Relatos de desorganização, atrasos e prejuízo a candidatos marcaram o concurso público da Guarda Civil Municipal e da CTMac, o primeiro realizado pela gestão do prefeito Furlan após seis anos no comando da Prefeitura de Macapá.
O certame, que mobilizou cerca de 18 mil inscritos, virou alvo de críticas nas redes sociais e em grupos de candidatos, com denúncias de mudança de locais, salas fechadas, falta de organização e até retirada de candidatos durante a prova.

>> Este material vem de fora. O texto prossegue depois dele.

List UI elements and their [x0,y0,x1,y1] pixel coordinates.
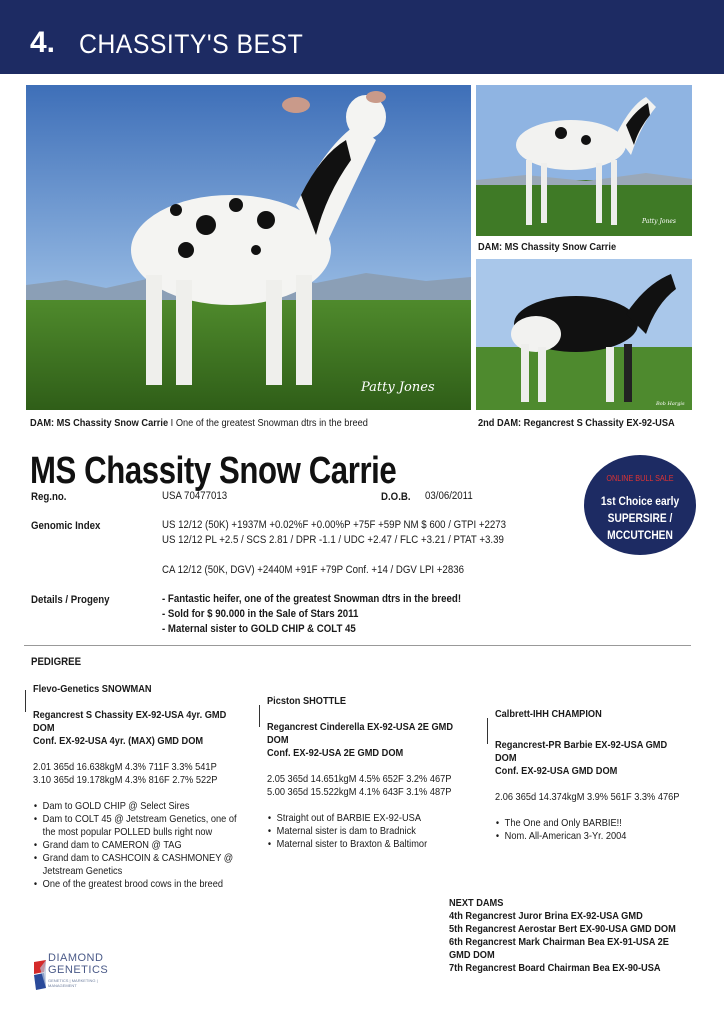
pedigree-bullet: • Nom. All-American 3-Yr. 2004 [495,830,684,843]
pedigree-bullet: • Straight out of BARBIE EX-92-USA [267,812,465,825]
details-label: Details / Progeny [31,594,110,606]
dob-value: 03/06/2011 [425,490,473,502]
logo-text: GENETICS [48,964,109,976]
second-dam-photo-caption [478,417,675,429]
pedigree-sire: Flevo-Genetics SNOWMAN [33,683,152,695]
section-number: 4. [30,26,56,59]
section-title: CHASSITY'S BEST [79,29,304,59]
pedigree-bullet: • Dam to COLT 45 @ Jetstream Genetics, one of the most popular POLLED bulls right now [33,813,240,839]
pedigree-connector [25,690,26,712]
pedigree-bullet: • Maternal sister to Braxton & Baltimor [267,838,465,851]
dam-photo [476,85,692,236]
pedigree-record: 2.05 365d 14.651kgM 4.5% 652F 3.2% 467P [267,773,452,785]
pedigree-dam-name: Regancrest S Chassity EX-92-USA 4yr. GMD DOM [33,709,227,734]
main-photo-caption-text: I One of the greatest Snowman dtrs in the breed [168,417,368,429]
pedigree-dam-name: Regancrest-PR Barbie EX-92-USA GMD DOM [495,739,668,764]
pedigree-bullet: • Dam to GOLD CHIP @ Select Sires [33,800,249,813]
pedigree-bullet: • One of the greatest brood cows in the breed [33,878,249,891]
pedigree-col-dam2 [33,683,249,891]
next-dams-heading: NEXT DAMS [449,897,504,909]
pedigree-connector [259,705,260,727]
next-dams [449,897,691,975]
pedigree-sire: Calbrett-IHH CHAMPION [495,708,602,720]
badge-line: MCCUTCHEN [607,528,673,542]
details-line: - Fantastic heifer, one of the greatest Snowman dtrs in the breed! [162,593,462,605]
next-dam-item: 5th Regancrest Aerostar Bert EX-90-USA GMD DOM [449,923,676,935]
diamond-logo-icon [32,958,48,992]
pedigree-bullet: • The One and Only BARBIE!! [495,817,684,830]
genomic-label: Genomic Index [31,520,101,532]
pedigree-conf: Conf. EX-92-USA 2E GMD DOM [267,747,404,759]
details-line: - Maternal sister to GOLD CHIP & COLT 45 [162,623,356,635]
badge-text [592,493,687,544]
badge-line: SUPERSIRE / [607,511,673,525]
next-dam-item: 7th Regancrest Board Chairman Bea EX-90-USA [449,962,661,974]
genomic-line: US 12/12 PL +2.5 / SCS 2.81 / DPR -1.1 / UDC +2.47 / FLC +3.21 / PTAT +3.39 [162,534,504,546]
pedigree-sire: Picston SHOTTLE [267,695,347,707]
diamond-genetics-logo [32,952,122,1000]
logo-tagline: GENETICS | MARKETING | MANAGEMENT [48,978,98,988]
pedigree-bullet: • Grand dam to CASHCOIN & CASHMONEY @ Jetstream Genetics [33,852,240,878]
main-cow-photo [26,85,471,410]
next-dam-item: 4th Regancrest Juror Brina EX-92-USA GMD [449,910,643,922]
photo-signature: Patty Jones [361,380,435,395]
genomic-line: CA 12/12 (50K, DGV) +2440M +91F +79P Conf. +14 / DGV LPI +2836 [162,564,464,576]
logo-text: DIAMOND [48,952,104,964]
photo-signature: Bob Hargis [656,401,685,407]
badge-line: 1st Choice early [600,494,680,508]
genomic-line: US 12/12 (50K) +1937M +0.02%F +0.00%P +75F +59P NM $ 600 / GTPI +2273 [162,519,507,531]
details-line: - Sold for $ 90.000 in the Sale of Stars 2011 [162,608,359,620]
dob-label: D.O.B. [381,491,411,503]
pedigree-bullet: • Maternal sister is dam to Bradnick [267,825,465,838]
main-photo-caption-label: DAM: MS Chassity Snow Carrie [30,417,169,429]
reg-value: USA 70477013 [162,490,228,502]
pedigree-col-dam3 [267,695,465,851]
cow-name: MS Chassity Snow Carrie [30,450,397,492]
pedigree-heading: PEDIGREE [31,656,82,668]
pedigree-record: 2.06 365d 14.374kgM 3.9% 561F 3.3% 476P [495,791,680,803]
next-dam-item: 6th Regancrest Mark Chairman Bea EX-91-USA 2E GMD DOM [449,936,669,961]
pedigree-conf: Conf. EX-92-USA 4yr. (MAX) GMD DOM [33,735,204,747]
dam-photo-caption [478,241,616,253]
dam-photo-caption-text: DAM: MS Chassity Snow Carrie [478,241,617,253]
pedigree-connector [487,718,488,744]
reg-label: Reg.no. [31,491,67,503]
page-header [0,0,724,74]
pedigree-dam-name: Regancrest Cinderella EX-92-USA 2E GMD DOM [267,721,454,746]
second-dam-photo-caption-text: 2nd DAM: Regancrest S Chassity EX-92-USA [478,417,675,429]
badge-label: ONLINE BULL SALE [606,473,674,483]
second-dam-photo [476,259,692,410]
pedigree-record: 3.10 365d 19.178kgM 4.3% 816F 2.7% 522P [33,774,218,786]
pedigree-bullet: • Grand dam to CAMERON @ TAG [33,839,249,852]
online-bull-sale-badge [584,455,696,555]
pedigree-conf: Conf. EX-92-USA GMD DOM [495,765,618,777]
photo-signature: Patty Jones [642,218,676,225]
pedigree-col-dam4 [495,708,684,843]
pedigree-record: 5.00 365d 15.522kgM 4.1% 643F 3.1% 487P [267,786,452,798]
divider [24,645,691,646]
main-photo-caption [30,417,368,429]
pedigree-record: 2.01 365d 16.638kgM 4.3% 711F 3.3% 541P [33,761,217,773]
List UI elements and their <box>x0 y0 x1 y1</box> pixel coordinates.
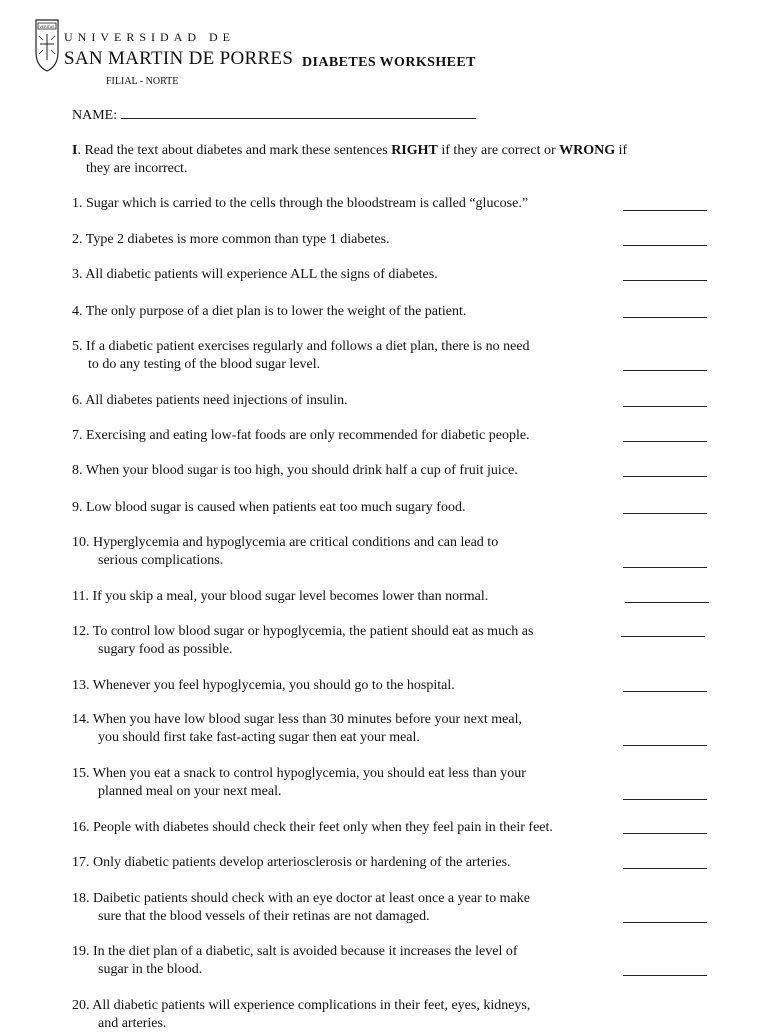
name-label: NAME: <box>72 108 118 123</box>
question-number: 2. <box>72 232 83 247</box>
section-numeral: I <box>72 143 78 158</box>
question-number: 6. <box>72 393 83 408</box>
question-number: 12. <box>72 624 90 639</box>
question-text: If you skip a meal, your blood sugar level becomes lower than normal. <box>92 589 489 604</box>
question-text: In the diet plan of a diabetic, salt is avoided because it increases the level of <box>93 944 518 959</box>
question-item <box>72 427 712 445</box>
question-text: All diabetes patients need injections of insulin. <box>85 393 348 408</box>
question-text-continued: sugary food as possible. <box>98 642 233 657</box>
answer-blank[interactable] <box>623 975 707 976</box>
question-number: 17. <box>72 855 90 870</box>
question-number: 16. <box>72 820 90 835</box>
name-blank-line[interactable] <box>121 106 476 119</box>
question-item <box>72 765 712 801</box>
instructions-text: . Read the text about diabetes and mark these sentences <box>77 143 392 158</box>
question-text: People with diabetes should check their feet only when they feel pain in their feet. <box>93 820 553 835</box>
question-item <box>72 499 712 517</box>
instructions-text: if <box>615 143 628 158</box>
question-item <box>72 392 712 410</box>
question-number: 19. <box>72 944 90 959</box>
university-logo <box>34 16 294 90</box>
question-text-continued: planned meal on your next meal. <box>98 784 282 799</box>
question-number: 3. <box>72 267 83 282</box>
question-item <box>72 854 712 872</box>
instructions-text: if they are correct or <box>437 143 560 158</box>
question-text: Whenever you feel hypoglycemia, you should go to the hospital. <box>92 678 455 693</box>
question-number: 5. <box>72 339 83 354</box>
question-number: 18. <box>72 891 90 906</box>
question-item <box>72 677 712 695</box>
question-number: 13. <box>72 678 90 693</box>
answer-blank[interactable] <box>623 441 707 442</box>
question-item <box>72 231 712 249</box>
university-crest-icon <box>34 16 60 72</box>
question-text: Daibetic patients should check with an eye doctor at least once a year to make <box>93 891 530 906</box>
name-field <box>72 106 476 124</box>
answer-blank[interactable] <box>623 406 707 407</box>
question-number: 1. <box>72 196 83 211</box>
crest-motto: VERITAS <box>39 25 55 29</box>
question-text-continued: and arteries. <box>98 1016 167 1031</box>
question-text: When you eat a snack to control hypoglycemia, you should eat less than your <box>92 766 526 781</box>
logo-line-university: UNIVERSIDAD DE <box>64 30 235 44</box>
answer-blank[interactable] <box>623 691 707 692</box>
answer-blank[interactable] <box>623 280 707 281</box>
answer-blank[interactable] <box>623 370 707 371</box>
question-text-continued: serious complications. <box>98 553 224 568</box>
question-number: 15. <box>72 766 90 781</box>
question-number: 20. <box>72 998 90 1013</box>
question-number: 14. <box>72 712 90 727</box>
question-number: 10. <box>72 535 90 550</box>
question-item <box>72 819 712 837</box>
question-text: If a diabetic patient exercises regularly and follows a diet plan, there is no need <box>86 339 530 354</box>
question-item <box>72 588 712 606</box>
answer-blank[interactable] <box>623 833 707 834</box>
question-item <box>72 462 712 480</box>
logo-line-branch: FILIAL - NORTE <box>106 76 179 87</box>
logo-line-name: SAN MARTIN DE PORRES <box>64 48 294 69</box>
question-text: All diabetic patients will experience ALL the signs of diabetes. <box>85 267 438 282</box>
answer-blank[interactable] <box>623 868 707 869</box>
question-number: 11. <box>72 589 89 604</box>
question-text: When you have low blood sugar less than 30 minutes before your next meal, <box>92 712 522 727</box>
question-text: Sugar which is carried to the cells through the bloodstream is called “glucose.” <box>86 196 529 211</box>
question-text-continued: sure that the blood vessels of their retinas are not damaged. <box>98 909 430 924</box>
question-item <box>72 266 712 284</box>
question-number: 7. <box>72 428 83 443</box>
instructions-line-2: they are incorrect. <box>86 161 188 176</box>
question-item <box>72 303 712 321</box>
question-text: The only purpose of a diet plan is to lower the weight of the patient. <box>85 304 467 319</box>
wrong-keyword: WRONG <box>559 143 616 158</box>
question-text: When your blood sugar is too high, you should drink half a cup of fruit juice. <box>85 463 518 478</box>
answer-blank[interactable] <box>623 317 707 318</box>
right-keyword: RIGHT <box>391 143 438 158</box>
question-text: Low blood sugar is caused when patients eat too much sugary food. <box>86 500 466 515</box>
answer-blank[interactable] <box>625 602 709 603</box>
question-text: Only diabetic patients develop arteriosclerosis or hardening of the arteries. <box>93 855 511 870</box>
answer-blank[interactable] <box>623 922 707 923</box>
question-item <box>72 890 712 926</box>
question-text: Exercising and eating low-fat foods are only recommended for diabetic people. <box>86 428 530 443</box>
question-item <box>72 338 712 374</box>
question-text-continued: sugar in the blood. <box>98 962 203 977</box>
answer-blank[interactable] <box>621 636 705 637</box>
question-item <box>72 711 712 747</box>
question-item <box>72 195 712 213</box>
answer-blank[interactable] <box>623 799 707 800</box>
page-title: DIABETES WORKSHEET <box>302 55 476 70</box>
question-text-continued: to do any testing of the blood sugar level. <box>88 357 321 372</box>
answer-blank[interactable] <box>623 210 707 211</box>
question-text-continued: you should first take fast-acting sugar then eat your meal. <box>98 730 420 745</box>
question-item <box>72 623 712 659</box>
question-number: 4. <box>72 304 83 319</box>
question-item <box>72 943 712 979</box>
answer-blank[interactable] <box>623 567 707 568</box>
answer-blank[interactable] <box>623 513 707 514</box>
question-number: 8. <box>72 463 83 478</box>
answer-blank[interactable] <box>623 745 707 746</box>
question-number: 9. <box>72 500 83 515</box>
question-text: Type 2 diabetes is more common than type 1 diabetes. <box>85 232 390 247</box>
question-item <box>72 534 712 570</box>
instructions <box>72 142 702 178</box>
answer-blank[interactable] <box>623 245 707 246</box>
answer-blank[interactable] <box>623 476 707 477</box>
question-text: To control low blood sugar or hypoglycemia, the patient should eat as much as <box>92 624 534 639</box>
question-item <box>72 997 712 1033</box>
question-text: All diabetic patients will experience complications in their feet, eyes, kidneys, <box>92 998 531 1013</box>
question-text: Hyperglycemia and hypoglycemia are critical conditions and can lead to <box>93 535 499 550</box>
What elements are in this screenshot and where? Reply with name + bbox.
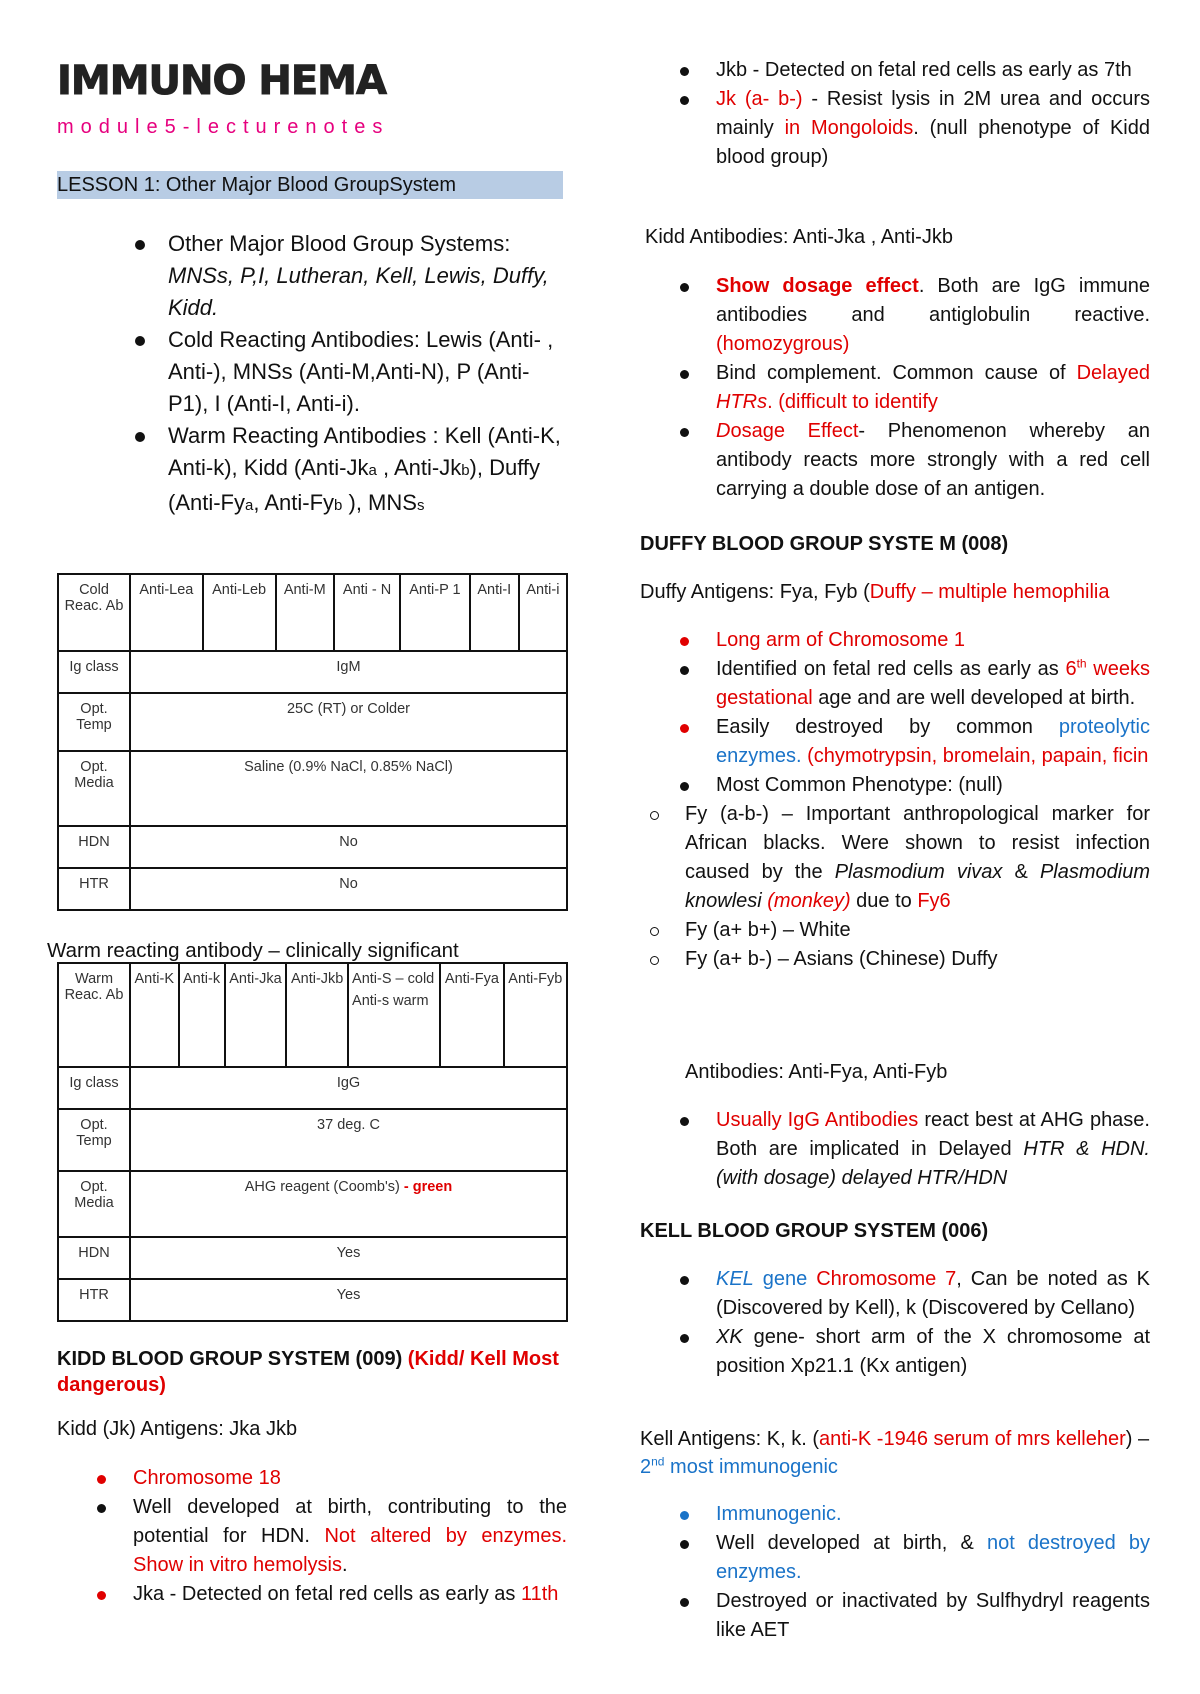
list-item: Fy (a-b-) – Important anthropological marker for African blacks. Were shown to resist infection caused by the Plasmodium vivax & Plasmodium knowlesi (monkey) due to Fy6: [640, 800, 1150, 916]
kidd-list-continued: [640, 56, 1150, 172]
document-subtitle: module5-lecturenotes: [57, 116, 390, 138]
list-item: Immunogenic.: [640, 1500, 1150, 1529]
duffy-antibody-list: [640, 1106, 1150, 1193]
table-row: Ig class IgG: [58, 1067, 567, 1109]
document-title: IMMUNO HEMA: [57, 58, 386, 104]
kidd-list: [57, 1464, 567, 1609]
duffy-heading: DUFFY BLOOD GROUP SYSTE M (008): [640, 533, 1009, 555]
table-header: Warm Reac. Ab: [58, 963, 130, 1067]
list-item: Jka - Detected on fetal red cells as early as 11th: [57, 1580, 567, 1609]
kidd-heading: KIDD BLOOD GROUP SYSTEM (009) (Kidd/ Kell Most dangerous): [57, 1348, 559, 1396]
intro-bullets: [57, 228, 567, 522]
list-item: Cold Reacting Antibodies: Lewis (Anti- , Anti-), MNSs (Anti-M,Anti-N), P (Anti-P1), I (Anti-I, Anti-i).: [57, 324, 567, 420]
lesson-banner: LESSON 1: Other Major Blood GroupSystem: [57, 171, 563, 199]
table-header: Anti-Fya: [440, 963, 503, 1067]
table-row: HDN No: [58, 826, 567, 868]
list-item: Usually IgG Antibodies react best at AHG phase. Both are implicated in Delayed HTR & HDN. (with dosage) delayed HTR/HDN: [640, 1106, 1150, 1193]
list-item: Identified on fetal red cells as early as 6th weeks gestational age and are well developed at birth.: [640, 655, 1150, 713]
list-item: Jkb - Detected on fetal red cells as early as 7th: [640, 56, 1150, 85]
kell-heading: KELL BLOOD GROUP SYSTEM (006): [640, 1220, 989, 1242]
list-item: Dosage Effect- Phenomenon whereby an antibody reacts more strongly with a red cell carrying a double dose of an antigen.: [640, 417, 1150, 504]
table-row: Opt. Temp 25C (RT) or Colder: [58, 693, 567, 751]
list-item: Warm Reacting Antibodies : Kell (Anti-K, Anti-k), Kidd (Anti-Jka , Anti-Jkb), Duffy (Anti-Fya, Anti-Fyb ), MNSs: [57, 420, 567, 522]
table-row: Opt. Media AHG reagent (Coomb's) - green: [58, 1171, 567, 1237]
cold-antibody-table: [57, 573, 568, 911]
warm-caption: Warm reacting antibody – clinically significant: [47, 939, 459, 962]
table-row: HTR Yes: [58, 1279, 567, 1321]
list-item: KEL gene Chromosome 7, Can be noted as K (Discovered by Kell), k (Discovered by Cellano): [640, 1265, 1150, 1323]
table-row: Opt. Temp 37 deg. C: [58, 1109, 567, 1171]
table-row: HTR No: [58, 868, 567, 910]
list-item: Fy (a+ b+) – White: [640, 916, 1150, 945]
table-row: Ig class IgM: [58, 651, 567, 693]
warm-antibody-table: [57, 962, 568, 1322]
list-item: Chromosome 18: [57, 1464, 567, 1493]
list-item: Long arm of Chromosome 1: [640, 626, 1150, 655]
list-item: XK gene- short arm of the X chromosome at position Xp21.1 (Kx antigen): [640, 1323, 1150, 1381]
list-item: Most Common Phenotype: (null): [640, 771, 1150, 800]
table-header: Anti-Leb: [203, 574, 276, 651]
kell-list: [640, 1265, 1150, 1381]
kell-antigens: Kell Antigens: K, k. (anti-K -1946 serum of mrs kelleher) – 2nd most immunogenic: [640, 1428, 1150, 1478]
table-header: Anti-Jkb: [286, 963, 348, 1067]
list-item: Destroyed or inactivated by Sulfhydryl reagents like AET: [640, 1587, 1150, 1645]
duffy-list: [640, 626, 1150, 974]
kidd-antibodies: Kidd Antibodies: Anti-Jka , Anti-Jkb: [645, 226, 953, 248]
kidd-antibody-list: [640, 272, 1150, 504]
list-item: Easily destroyed by common proteolytic enzymes. (chymotrypsin, bromelain, papain, ficin: [640, 713, 1150, 771]
table-header: Anti-Lea: [130, 574, 203, 651]
table-header: Anti-S – cold Anti-s warm: [348, 963, 440, 1067]
table-header: Anti-Fyb: [504, 963, 567, 1067]
table-header: Anti-K: [130, 963, 179, 1067]
list-item: Well developed at birth, contributing to the potential for HDN. Not altered by enzymes. Show in vitro hemolysis.: [57, 1493, 567, 1580]
table-header: Anti-I: [470, 574, 519, 651]
table-row: HDN Yes: [58, 1237, 567, 1279]
list-item: Bind complement. Common cause of Delayed HTRs. (difficult to identify: [640, 359, 1150, 417]
table-header: Anti-M: [276, 574, 335, 651]
table-header: Anti-P 1: [400, 574, 470, 651]
list-item: Other Major Blood Group Systems: MNSs, P,I, Lutheran, Kell, Lewis, Duffy, Kidd.: [57, 228, 567, 324]
duffy-antibodies: Antibodies: Anti-Fya, Anti-Fyb: [685, 1061, 948, 1083]
list-item: Fy (a+ b-) – Asians (Chinese) Duffy: [640, 945, 1150, 974]
list-item: Well developed at birth, & not destroyed by enzymes.: [640, 1529, 1150, 1587]
table-header: Anti-k: [179, 963, 225, 1067]
kidd-antigens: Kidd (Jk) Antigens: Jka Jkb: [57, 1418, 298, 1440]
table-header: Cold Reac. Ab: [58, 574, 130, 651]
list-item: Jk (a- b-) - Resist lysis in 2M urea and occurs mainly in Mongoloids. (null phenotype of Kidd blood group): [640, 85, 1150, 172]
duffy-antigens: Duffy Antigens: Fya, Fyb (Duffy – multiple hemophilia: [640, 581, 1110, 603]
table-header: Anti-Jka: [225, 963, 287, 1067]
table-header: Anti-i: [519, 574, 567, 651]
table-header: Anti - N: [334, 574, 400, 651]
table-row: Opt. Media Saline (0.9% NaCl, 0.85% NaCl): [58, 751, 567, 826]
list-item: Show dosage effect. Both are IgG immune antibodies and antiglobulin reactive. (homozygrous): [640, 272, 1150, 359]
kell-antigen-list: [640, 1500, 1150, 1645]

Primeiro concurso em seis anos e falhas na aplicação
O concurso, organizado pelo Instituto Ágata, é o primeiro concurso público promovido pela Prefeitura de Macapá durante os seis anos da gestão Furlan, o que ampliou a expectativa dos candidatos e também o impacto negativo das falhas relatadas.
Segundo participantes, houve mudança de locais sem comunicação clara, divergência de horários informados nos cartões de inscrição e dificuldades para localizar salas e nomes nas listas.
Relatos de prejuízo aos candidatos
Em mensagens compartilhadas em grupos de WhatsApp, candidatos afirmam que chegaram aos locais indicados e encontraram escolas fechadas, outras em reforma ou com salas ainda sendo organizadas após o horário previsto para início das provas.
Há relatos de candidatos que chegaram dentro do horário informado, mas foram impedidos de realizar a prova. Em um dos casos, um candidato afirma que já havia iniciado o exame quando foi retirado da sala.
Confusão dentro das salas e fiscalização questionada
Além dos problemas de acesso, participantes relatam desorganização dentro das salas, com excesso de conversas, fiscalização falha e candidatos com celulares ligados.
Em alguns locais, segundo os relatos, os horários não foram marcados corretamente, o que levantou questionamentos sobre a lisura do controle do tempo de prova.
Repercussão cresce e pedidos de recurso surgem
Após a aplicação das provas, a revolta se espalhou nas redes sociais. Candidatos afirmam que vários foram prejudicados e já discutem a apresentação de recursos e registros de boletim de ocorrência.
Para muitos participantes, o episódio transformou o primeiro concurso da gestão Furlan em seis anos em um símbolo de desorganização administrativa e falha na execução de um processo público de grande impacto social.